The seven-story building, which sits just outside Rockville Town Square, was built in 1980, according to Eisinger. It is well occupied with businesses, and has good bones for environmental retrofitting, he said.
“It had not really been updated over the years, so we thought it was ripe for some improvements that would reduce the energy usage dramatically,” Eisinger said. “So, it was just kind of a good investment all around.”
Recurrent Innovative Solutions, which was the contractor for the project, did the design, research and installation.
The building’s solar panels are two-sided, which allows them to absorb more energy than previous panels that use only one side. The rooftop has also been outfitted with a reflective membrane that bounces more light energy onto the panels, according to Keith Derrington, the CEO of Recurrent. The solar panels contribute five percent of the energy required to power the building.
“It’s not a huge amount, but it’s what this roof is big enough for,” Derrington said.
The building has other ways to conserve energy, in addition to solar panels. With water-saving appliances, 1,500 new LED lights and a new HVAC system among other technologies, the building should expect a 48-percent reduction in electricity use.
The process of retrofitting the buildings and going through the C-PACE program took about a year, according to Eisinger. Recurrent Solutions compiled the designs and research into a nearly 700-page report.
Completing the retrofitting took the cooperation of many different parties. Reports for projects such as this are generally reviewed by a third-party engineer, according to Eisinger, and then reviewed again by the county.
“We were fortunate in that we hired a contractor that knows the ropes, so we actually relied on them to guide us through the process,” Eisinger said.
Although projects like C-PACE might seem daunting, Robinette Shaw stated that they are easy to get started.

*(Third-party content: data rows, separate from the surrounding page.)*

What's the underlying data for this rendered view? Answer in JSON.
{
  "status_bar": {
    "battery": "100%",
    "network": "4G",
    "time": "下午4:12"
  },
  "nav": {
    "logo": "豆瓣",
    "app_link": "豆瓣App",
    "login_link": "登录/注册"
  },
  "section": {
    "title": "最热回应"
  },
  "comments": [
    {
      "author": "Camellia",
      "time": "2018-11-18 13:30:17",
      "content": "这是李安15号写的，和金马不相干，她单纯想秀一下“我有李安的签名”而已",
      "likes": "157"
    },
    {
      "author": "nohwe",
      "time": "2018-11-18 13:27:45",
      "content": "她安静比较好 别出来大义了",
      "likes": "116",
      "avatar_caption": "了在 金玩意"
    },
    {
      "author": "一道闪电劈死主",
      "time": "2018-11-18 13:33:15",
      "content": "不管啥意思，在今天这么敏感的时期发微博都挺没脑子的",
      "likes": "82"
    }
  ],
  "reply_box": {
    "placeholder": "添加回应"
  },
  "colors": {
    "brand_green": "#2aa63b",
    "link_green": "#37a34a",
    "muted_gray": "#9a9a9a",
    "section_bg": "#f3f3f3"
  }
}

“Basically, if you can make the case that your project will save energy and reduce your energy bills, it’s very likely your project will be PACE eligible,” she said. “And if there are things that need to occur in order to support that project, like a roof replacement, for example, that cost is also included in PACE.”
Financing through the program has a much longer payment horizon, according to Robinette Shaw. That means a business has more time to pay back the money they borrowed to make their buildings more environmentally efficient. Over time, the funding is repaid as a surcharge on property taxes.
C-PACE is meant to make green projects more accessible and thus more likely to be used. By utilizing initiatives such as this, companies do not have to compromise between helping the environment and their bottom line.
“Obviously, I mean, we are a private business, but at the same time we recognize that you can make improvements to the building to help the environment,” Eisinger said. “And you don’t necessarily have to forgo a profit as well, so that’s where the PACE program is nice.”